En España también tenemos artistas vampirizadas por sus maridos. Me refiero a María de la O Lejárraga, a muchos no os sonará el nombre, ni tampoco el del hombre que se lucró escondiendo la autoría de sus escritos durante años: Gregorio Martínez Sierra. María nació en 1874, en el seno de una familia acomodada riojana, lo que le permitió formarse como maestra. En 1900 se casó y María que era militante socialista (llegó a ser diputada por la provincia de Granada durante la República), sufragista y adalid del feminismo se vio involucrada en una de estas historias de ocultación del talento femenino que provoca perplejidad y sonrojo a partes iguales. La pareja creó distintas revistas literarias, se rodeó de compositores, directores y obtuvieron grandes éxitos en el teatro de la mano de una gran compañía encabezada por la amante de su marido, Catalina Bárcena. Sí, la amante de su marido. Así mientras ella escribía las obras, su marido ponía en circulación en el teatro y la amante representaba lo que María escribía. El negocio era redondo para Gregorio, no me lo negaréis. Para rematar tuvo una hija con su amante que sería la desencadenante de que María reivindicase su obra, pues quería hacerse con los derechos de autor que había «generado» su padre. No me digáis que no es para echarse unas risas y no parar.

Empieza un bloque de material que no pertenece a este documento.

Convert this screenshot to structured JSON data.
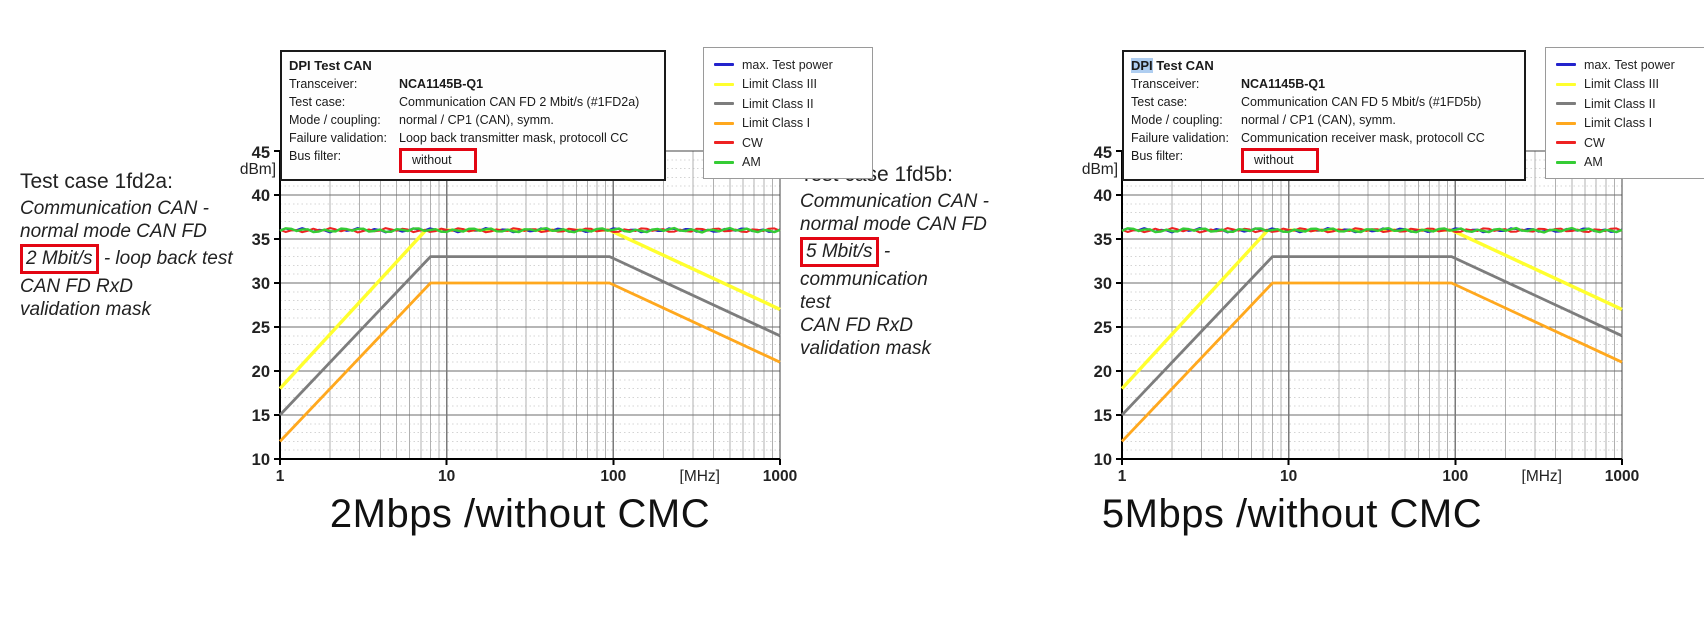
{
  "figure": {
    "background": "#ffffff",
    "accent_red": "#e30613",
    "selection_blue": "#aecdf0"
  },
  "charts": [
    {
      "side_text": {
        "title": "Test case 1fd2a:",
        "pre_lines": [
          "Communication CAN -",
          "normal mode CAN FD"
        ],
        "boxed": "2 Mbit/s",
        "after_boxed": "- loop back test",
        "post_lines": [
          "CAN FD RxD",
          "validation mask"
        ]
      },
      "infobox": {
        "title_dpi": "DPI",
        "title_rest": " Test CAN",
        "rows": [
          {
            "label": "Transceiver:",
            "value": "NCA1145B-Q1"
          },
          {
            "label": "Test case:",
            "value": "Communication CAN FD 2 Mbit/s (#1FD2a)"
          },
          {
            "label": "Mode / coupling:",
            "value": "normal / CP1 (CAN), symm."
          },
          {
            "label": "Failure validation:",
            "value": "Loop back transmitter mask, protocoll CC"
          },
          {
            "label": "Bus filter:",
            "value": "without"
          }
        ]
      },
      "legend": [
        "max. Test power",
        "Limit Class III",
        "Limit Class II",
        "Limit Class I",
        "CW",
        "AM"
      ],
      "caption": "2Mbps /without CMC"
    },
    {
      "side_text": {
        "title": "Test case 1fd5b:",
        "pre_lines": [
          "Communication CAN -",
          "normal mode CAN FD"
        ],
        "boxed": "5 Mbit/s",
        "after_boxed": "- communication",
        "post_lines": [
          "test",
          "CAN FD RxD",
          "validation mask"
        ]
      },
      "infobox": {
        "title_dpi": "DPI",
        "title_rest": " Test CAN",
        "rows": [
          {
            "label": "Transceiver:",
            "value": "NCA1145B-Q1"
          },
          {
            "label": "Test case:",
            "value": "Communication CAN FD 5 Mbit/s (#1FD5b)"
          },
          {
            "label": "Mode / coupling:",
            "value": "normal / CP1 (CAN), symm."
          },
          {
            "label": "Failure validation:",
            "value": "Communication receiver mask, protocoll CC"
          },
          {
            "label": "Bus filter:",
            "value": "without"
          }
        ]
      },
      "legend": [
        "max. Test power",
        "Limit Class III",
        "Limit Class II",
        "Limit Class I",
        "CW",
        "AM"
      ],
      "caption": "5Mbps /without CMC"
    }
  ],
  "chart_data": [
    {
      "type": "line",
      "title": "DPI Test CAN - Communication CAN FD 2 Mbit/s (#1FD2a)",
      "x_axis": {
        "label": "[MHz]",
        "scale": "log",
        "min": 1,
        "max": 1000,
        "ticks": [
          1,
          10,
          100,
          1000
        ]
      },
      "y_axis": {
        "label": "[dBm]",
        "min": 10,
        "max": 45,
        "ticks": [
          10,
          15,
          20,
          25,
          30,
          35,
          40,
          45
        ]
      },
      "grid": true,
      "legend_position": "outside-top-right",
      "series": [
        {
          "name": "max. Test power",
          "color": "#2323cc",
          "style": "flat-noise",
          "points": [
            [
              1,
              36
            ],
            [
              1000,
              36
            ]
          ]
        },
        {
          "name": "Limit Class III",
          "color": "#ffff2e",
          "style": "segments",
          "points": [
            [
              1,
              18
            ],
            [
              7.5,
              36
            ],
            [
              95,
              36
            ],
            [
              1000,
              27
            ]
          ]
        },
        {
          "name": "Limit Class II",
          "color": "#7d7d7d",
          "style": "segments",
          "points": [
            [
              1,
              15
            ],
            [
              8,
              33
            ],
            [
              95,
              33
            ],
            [
              1000,
              24
            ]
          ]
        },
        {
          "name": "Limit Class I",
          "color": "#ffa81e",
          "style": "segments",
          "points": [
            [
              1,
              12
            ],
            [
              8,
              30
            ],
            [
              95,
              30
            ],
            [
              1000,
              21
            ]
          ]
        },
        {
          "name": "CW",
          "color": "#ee2222",
          "style": "flat-noise",
          "points": [
            [
              1,
              36
            ],
            [
              1000,
              36
            ]
          ]
        },
        {
          "name": "AM",
          "color": "#35cc35",
          "style": "flat-noise",
          "points": [
            [
              1,
              36
            ],
            [
              1000,
              36
            ]
          ]
        }
      ]
    },
    {
      "type": "line",
      "title": "DPI Test CAN - Communication CAN FD 5 Mbit/s (#1FD5b)",
      "x_axis": {
        "label": "[MHz]",
        "scale": "log",
        "min": 1,
        "max": 1000,
        "ticks": [
          1,
          10,
          100,
          1000
        ]
      },
      "y_axis": {
        "label": "[dBm]",
        "min": 10,
        "max": 45,
        "ticks": [
          10,
          15,
          20,
          25,
          30,
          35,
          40,
          45
        ]
      },
      "grid": true,
      "legend_position": "outside-top-right",
      "series": [
        {
          "name": "max. Test power",
          "color": "#2323cc",
          "style": "flat-noise",
          "points": [
            [
              1,
              36
            ],
            [
              1000,
              36
            ]
          ]
        },
        {
          "name": "Limit Class III",
          "color": "#ffff2e",
          "style": "segments",
          "points": [
            [
              1,
              18
            ],
            [
              7.5,
              36
            ],
            [
              95,
              36
            ],
            [
              1000,
              27
            ]
          ]
        },
        {
          "name": "Limit Class II",
          "color": "#7d7d7d",
          "style": "segments",
          "points": [
            [
              1,
              15
            ],
            [
              8,
              33
            ],
            [
              95,
              33
            ],
            [
              1000,
              24
            ]
          ]
        },
        {
          "name": "Limit Class I",
          "color": "#ffa81e",
          "style": "segments",
          "points": [
            [
              1,
              12
            ],
            [
              8,
              30
            ],
            [
              95,
              30
            ],
            [
              1000,
              21
            ]
          ]
        },
        {
          "name": "CW",
          "color": "#ee2222",
          "style": "flat-noise",
          "points": [
            [
              1,
              36
            ],
            [
              1000,
              36
            ]
          ]
        },
        {
          "name": "AM",
          "color": "#35cc35",
          "style": "flat-noise",
          "points": [
            [
              1,
              36
            ],
            [
              1000,
              36
            ]
          ]
        }
      ]
    }
  ]
}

Gregorio no sólo se dedicó a engañar a su mujer y a su amante, también sacó tajada siempre que pudo de otros autores a los que no pagó sus derechos, mientras que él sí los percibía. Un tipo que era mucho mejor tener lejos que cerca. Uno de esos listillos que se camuflan hábilmente en nuestra sociedad. Antes de morir sin embargo accedió a firmar un escrito en el que reconocía la «coautoría» de su mujer (ahora es cuando me da un ataque de risa), pero reclamaba estos derechos para sí. Es complicado tener menos vergüenza, aunque a todo hay quien gane.

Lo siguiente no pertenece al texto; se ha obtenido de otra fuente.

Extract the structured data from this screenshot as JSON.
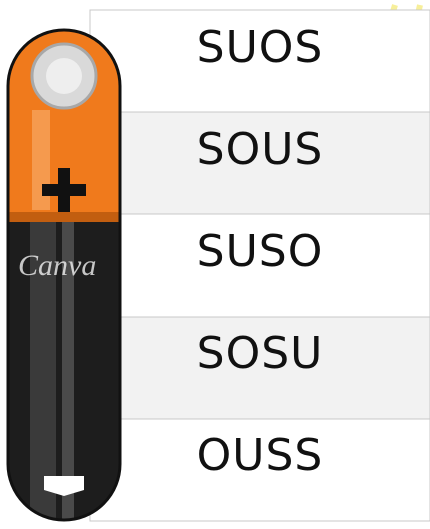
{
  "rows": [
    "SUOS",
    "SOUS",
    "SUSO",
    "SOSU",
    "OUSS"
  ],
  "watermark": "Canva"
}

María fue la autora de obras como Canción de cuna que ha sido llevado en dos ocasiones al cine (la última por Garcí en el año 1994), escribió best-sellers de la época, tradujo a Ionesco, Ibsen, Shakespeare o Sthendal...se cree que la letra de El amor brujo también es obra suya. Sin embargo no llegó a librarse nunca de la carga que supuso su marido, tal vez ni siquiera lo habría intentado de no ser por la polémica creada por la hija ilegítima de Gregorio. Cuando escribió una biografía sobre la pareja, después de la muerte de él, titulada Gregorio y yo. Cincuenta años de colaboración, no llegó a atribuirse abiertamente la autoría la de extensa obra que había creado, aunque la dedicatoria del libro es esclarecedora «A la Sombra que acaso habrá venido -como tantas veces cuando tenía cuerpo y ojos con que mirar- a inclinarse sobre mi hombro para leer lo que yo iba escribiendo».

Es de agradecer, en casos como el de Maria de la O Lejárraga, la labor de los investigadores, que han trabajado y logrado ver más allá de los chupópteros que se empeñan en plagiar, tapar y entorpecer cualquier talento, conscientes de que el suyo se reduce, en el mejor de los casos, a ser buenos vendedores.